Page:Féval - Le Fils du diable - Tomes 3-4.djvu/135

Le texte de cette page a été corrigé et est conforme au fac-similé.

Celle-ci détourna les yeux, comme si une voix mystérieuse l’eût accusée tout haut d’homicide…

— L’enfant vit-il donc encore ? demanda Van-Praët.

— Madame et ces Messieurs, répondit Rodach, vous donneront à ce sujet tous les renseignements nécessaires.

Il se dirigea vers la porte.

Une rage sourde rongeait le cœur de Petite ; c’était la première fois qu’elle était vaincue ; elle sentait trop rudement le pied qui pesait sur sa gorge.

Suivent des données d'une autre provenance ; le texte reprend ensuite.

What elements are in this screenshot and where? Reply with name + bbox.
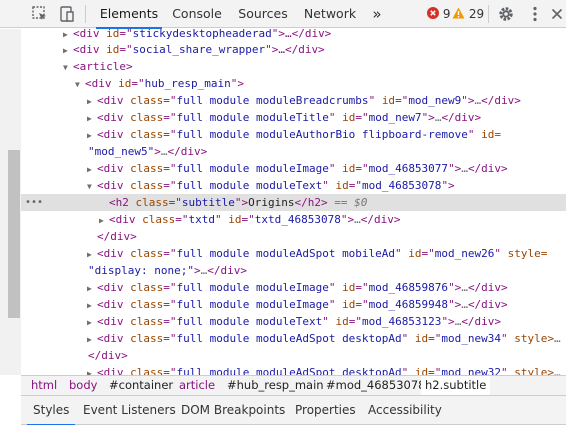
dom-node-selected[interactable]: ••• <h2 class="subtitle">Origins</h2> ==… [21,194,566,211]
tab-elements[interactable]: Elements [96,0,162,29]
dom-node[interactable]: ▶ <div class="full module moduleAdSpot mo… [21,245,566,262]
dom-node[interactable]: ▼ <div class="full module moduleText" id=… [21,177,566,194]
close-icon[interactable] [548,5,566,23]
expand-triangle-icon[interactable]: ▶ [99,212,109,229]
kebab-menu-icon[interactable] [526,5,544,23]
expand-triangle-icon[interactable]: ▶ [87,110,97,127]
node-actions-icon[interactable]: ••• [25,194,43,211]
dom-node[interactable]: ▼ <article> [21,58,566,75]
breadcrumb-container[interactable]: #container [105,376,177,395]
breadcrumb-mod-46853078[interactable]: #mod_46853078 [322,376,429,395]
toolbar-divider [488,5,489,23]
scrollbar-track[interactable] [0,29,21,375]
dom-node[interactable]: ▶ <div class="full module moduleImage" id… [21,296,566,313]
expand-triangle-icon[interactable]: ▶ [87,280,97,297]
toolbar-divider [85,5,86,23]
dom-node[interactable]: ▶ <div class="full module moduleImage" id… [21,279,566,296]
dom-tree[interactable]: ▶ <div id="stickydesktopheaderad">…</div>… [21,29,566,375]
tab-sources[interactable]: Sources [234,0,292,28]
dom-node[interactable]: ▶ <div class="full module moduleAuthorBio… [21,126,566,143]
tab-dom-breakpoints[interactable]: DOM Breakpoints [181,396,285,425]
tab-accessibility[interactable]: Accessibility [368,396,442,425]
dom-node[interactable]: ▶ <div class="full module moduleText" id=… [21,313,566,330]
error-icon [427,7,439,19]
device-toolbar-icon[interactable] [58,5,76,23]
dom-node[interactable]: ▶ <div class="full module moduleAdSpot de… [21,330,566,347]
breadcrumb-h2-subtitle[interactable]: h2.subtitle [421,376,491,395]
warning-icon [452,7,465,19]
expand-triangle-icon[interactable]: ▶ [87,93,97,110]
breadcrumb-hub-resp-main[interactable]: #hub_resp_main [223,376,328,395]
dom-node[interactable]: ▶ <div class="full module moduleImage" id… [21,160,566,177]
collapse-triangle-icon[interactable]: ▼ [87,178,97,195]
dom-node-continued[interactable]: "mod_new5">…</div> [21,143,566,160]
expand-triangle-icon[interactable]: ▶ [87,331,97,348]
tab-network[interactable]: Network [300,0,360,28]
dom-node[interactable]: ▶ <div class="full module moduleBreadcrum… [21,92,566,109]
tab-styles[interactable]: Styles [26,396,76,426]
breadcrumb-article[interactable]: article [175,376,219,395]
devtools-toolbar: Elements Console Sources Network » 9 29 [0,0,566,29]
tab-event-listeners[interactable]: Event Listeners [83,396,176,425]
error-count[interactable]: 9 [427,0,450,28]
warning-count-text: 29 [468,7,485,21]
warning-count[interactable]: 29 [452,0,484,28]
breadcrumb: html body #container article #hub_resp_m… [21,375,566,396]
dom-node[interactable]: ▼ <div id="hub_resp_main"> [21,75,566,92]
expand-triangle-icon[interactable]: ▶ [87,246,97,263]
dom-node[interactable]: ▶ <div class="txtd" id="txtd_46853078">…<… [21,211,566,228]
tab-console[interactable]: Console [166,0,228,28]
breadcrumb-body[interactable]: body [65,376,101,395]
collapse-triangle-icon[interactable]: ▼ [63,59,73,76]
dom-node-close[interactable]: </div> [21,228,566,245]
tab-properties[interactable]: Properties [295,396,356,425]
sidebar-tabs: Styles Event Listeners DOM Breakpoints P… [21,396,566,426]
expand-triangle-icon[interactable]: ▶ [87,365,97,375]
inspect-element-icon[interactable] [31,5,49,23]
expand-triangle-icon[interactable]: ▶ [63,42,73,59]
panel-bottom-edge [0,425,566,429]
expand-triangle-icon[interactable]: ▶ [87,161,97,178]
dom-node[interactable]: ▶ <div class="full module moduleTitle" id… [21,109,566,126]
error-count-text: 9 [442,7,451,21]
expand-triangle-icon[interactable]: ▶ [87,314,97,331]
dom-node[interactable]: ▶ <div class="full module moduleAdSpot de… [21,364,566,375]
dom-node-close[interactable]: </div> [21,347,566,364]
dom-node-continued[interactable]: "display: none;">…</div> [21,262,566,279]
expand-triangle-icon[interactable]: ▶ [87,127,97,144]
expand-triangle-icon[interactable]: ▶ [87,297,97,314]
settings-gear-icon[interactable] [497,5,515,23]
breadcrumb-html[interactable]: html [27,376,61,395]
more-tabs-button[interactable]: » [366,0,388,28]
dom-node[interactable]: ▶ <div id="social_share_wrapper">…</div> [21,41,566,58]
scrollbar-thumb[interactable] [8,150,20,318]
collapse-triangle-icon[interactable]: ▼ [75,76,85,93]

Elle était tout auprès du Madgyar, plongé dans une sorte d’engourdissement apathique.

Son œil eut un rayon d’espoir.

— Oh ! si je n’étais pas une femme, dit-elle, jetant ces paroles calculées à l’oreille même d’Yanos, cet homme ne sortirait pas vivant d’ici !…

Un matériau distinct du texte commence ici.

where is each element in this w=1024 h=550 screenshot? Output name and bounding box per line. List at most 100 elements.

Yanos se redressa brusquement. Ce fut comme l’étincelle qui touche une traînée de poudre.

D’un bond il se mit entre le baron et la porte.

— Je suis un homme, moi ! s’écria-t-il, répondant sans le savoir aux paroles de Petite qu’il avait entendues comme en un rêve ; je ne te parle plus de mon argent, baron de Rodach !… je te parle de mon honneur outragé !… Tu ne sortiras pas d’ici !

Tout le monde s’était levé, personne ne comprenait le sens de cette accusation nouvelle.

Rodach se tenait debout, les deux bras croisés sur sa poitrine en face d’Yanos, dont la fureur, longtemps contenue et faisant soudainement éruption, le rendait ivre.

La face d’Yanos avait des tiraillements convulsifs ; les veines de son front se gonflaient comme des cordes ; ses yeux arrondis s’emplissaient de sang.

Ses pistolets tremblaient dans sa main, à deux pouces de la gorge de Rodach.

Celui-ci ne sourcillait pas ; c’était toujours la même figure, sereine et belle, miroir d’une âme intrépide, sur laquelle les événements extérieurs semblaient n’avoir point d’empire.